Ultimately my goal is to detect rickshaws along with other vehicles as well. But so far I have failed.

There are a total of 16000 instances in the train_labels.csv on average each class has 2300 instances. I have set the batch size = 12. Then I train the coco pre-trained model on my custom dataset for 12000 steps.

But unfortunately I have not been able to get good results. After training it failed to classify other vehicles.

Any advice regarding the ratio of each class in the dataset, or maybe I need more rickshaw images, how many layers should I freeze? Or may be a different perspective would be highly appreciated.

Solution

Since you have a custom dataset of 730 rickshaw images, I think there is no need to extract different dataset of other vehicles from COCO dataset for fine tuning. What I meant is the tensorflow pretrained model is really good at detecting all other vehicles than the rickshaw.
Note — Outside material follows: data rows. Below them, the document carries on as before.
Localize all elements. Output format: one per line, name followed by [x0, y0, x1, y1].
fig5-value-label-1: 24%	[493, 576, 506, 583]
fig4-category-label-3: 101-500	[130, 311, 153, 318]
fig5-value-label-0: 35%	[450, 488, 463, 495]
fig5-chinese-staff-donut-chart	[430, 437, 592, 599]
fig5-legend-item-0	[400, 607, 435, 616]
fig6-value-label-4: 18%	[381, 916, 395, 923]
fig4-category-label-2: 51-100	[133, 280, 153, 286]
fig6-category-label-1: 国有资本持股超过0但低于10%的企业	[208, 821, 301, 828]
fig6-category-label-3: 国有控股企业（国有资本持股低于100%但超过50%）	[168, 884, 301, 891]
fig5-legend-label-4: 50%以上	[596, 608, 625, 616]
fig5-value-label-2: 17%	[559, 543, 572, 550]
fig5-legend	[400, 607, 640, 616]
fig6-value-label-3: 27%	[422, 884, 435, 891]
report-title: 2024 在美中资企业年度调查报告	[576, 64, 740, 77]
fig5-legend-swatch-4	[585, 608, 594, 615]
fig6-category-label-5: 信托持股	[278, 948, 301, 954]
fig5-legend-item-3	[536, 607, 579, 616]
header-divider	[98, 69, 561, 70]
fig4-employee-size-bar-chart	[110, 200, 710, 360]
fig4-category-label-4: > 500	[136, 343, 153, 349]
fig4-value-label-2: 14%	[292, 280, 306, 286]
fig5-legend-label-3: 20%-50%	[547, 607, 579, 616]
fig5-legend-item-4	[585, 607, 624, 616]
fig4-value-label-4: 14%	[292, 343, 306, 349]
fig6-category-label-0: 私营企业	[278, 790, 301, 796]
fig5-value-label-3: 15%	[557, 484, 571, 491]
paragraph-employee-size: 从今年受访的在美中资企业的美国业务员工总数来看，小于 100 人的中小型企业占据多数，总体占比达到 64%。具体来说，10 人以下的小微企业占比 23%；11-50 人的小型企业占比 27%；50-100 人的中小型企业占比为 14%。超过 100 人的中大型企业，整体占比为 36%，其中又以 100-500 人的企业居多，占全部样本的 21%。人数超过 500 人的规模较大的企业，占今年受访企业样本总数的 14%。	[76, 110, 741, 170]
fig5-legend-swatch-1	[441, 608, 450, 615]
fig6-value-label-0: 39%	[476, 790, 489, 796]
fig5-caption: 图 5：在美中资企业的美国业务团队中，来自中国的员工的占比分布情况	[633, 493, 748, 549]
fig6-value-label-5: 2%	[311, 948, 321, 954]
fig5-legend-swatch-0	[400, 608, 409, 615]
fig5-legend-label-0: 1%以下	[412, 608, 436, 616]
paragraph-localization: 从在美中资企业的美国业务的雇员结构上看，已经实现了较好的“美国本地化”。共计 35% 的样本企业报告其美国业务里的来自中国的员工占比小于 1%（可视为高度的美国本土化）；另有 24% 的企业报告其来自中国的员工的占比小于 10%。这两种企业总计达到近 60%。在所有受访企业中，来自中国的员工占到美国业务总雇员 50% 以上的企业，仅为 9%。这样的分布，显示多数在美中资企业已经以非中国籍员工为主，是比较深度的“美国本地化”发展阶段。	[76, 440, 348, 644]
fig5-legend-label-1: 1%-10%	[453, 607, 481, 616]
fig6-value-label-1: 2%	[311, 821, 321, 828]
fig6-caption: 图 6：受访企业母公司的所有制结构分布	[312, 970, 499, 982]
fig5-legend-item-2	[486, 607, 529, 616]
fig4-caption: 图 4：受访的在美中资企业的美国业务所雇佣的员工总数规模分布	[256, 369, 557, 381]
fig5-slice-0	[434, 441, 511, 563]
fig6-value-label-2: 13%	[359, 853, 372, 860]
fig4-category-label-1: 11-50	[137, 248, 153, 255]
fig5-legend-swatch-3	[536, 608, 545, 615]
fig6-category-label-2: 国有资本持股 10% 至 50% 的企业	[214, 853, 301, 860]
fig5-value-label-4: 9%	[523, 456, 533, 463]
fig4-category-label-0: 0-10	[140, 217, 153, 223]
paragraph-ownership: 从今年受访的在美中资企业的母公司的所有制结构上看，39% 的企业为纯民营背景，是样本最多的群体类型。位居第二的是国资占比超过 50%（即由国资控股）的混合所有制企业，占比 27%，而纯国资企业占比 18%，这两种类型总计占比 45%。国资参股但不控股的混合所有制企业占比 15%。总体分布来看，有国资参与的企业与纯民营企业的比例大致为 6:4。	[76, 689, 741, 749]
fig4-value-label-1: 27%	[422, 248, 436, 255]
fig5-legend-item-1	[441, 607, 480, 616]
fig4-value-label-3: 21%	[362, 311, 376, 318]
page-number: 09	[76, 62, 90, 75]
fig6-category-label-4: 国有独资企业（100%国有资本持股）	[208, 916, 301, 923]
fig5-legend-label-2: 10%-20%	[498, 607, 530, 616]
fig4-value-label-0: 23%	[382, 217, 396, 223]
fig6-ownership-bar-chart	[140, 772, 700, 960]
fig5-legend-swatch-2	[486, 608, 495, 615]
Your task is just to teach the model, how to detect rickshaw.
Another option is since you already have a vehicle dataset, you can try training a model using checkpoints from COCO. https://towardsdatascience.com/how-to-train-your-own-object-detector-with-tensorflows-object-detector-api-bec72ecfe1d9

Go through the above article, it will give you a fair idea about start to end flow. Author has tuned ssd mobilenet model trained on coco dataset to detect raccoon images. The raccoon was the only new class author wanted to detect. In your case, you just have to replace raccoon by rickshaw images and follow exact same steps. Author of this has used Google cloud but you can change the config file to tune it on a local machine. Considering you have only 730 new images, tuning it shouldn't take time.

This is another good example in case things are not clear https://towardsdatascience.com/building-a-toy-detector-with-tensorflow-object-detection-api-63c0fdf2ac95

Coming to your question about do you need more data, more data is always better. What I would suggest is tune model using steps above and check mAP. If you think mAP is low and the performance for your intended application is not enough, collect more data and tune again.

Please let me know if you have any questions.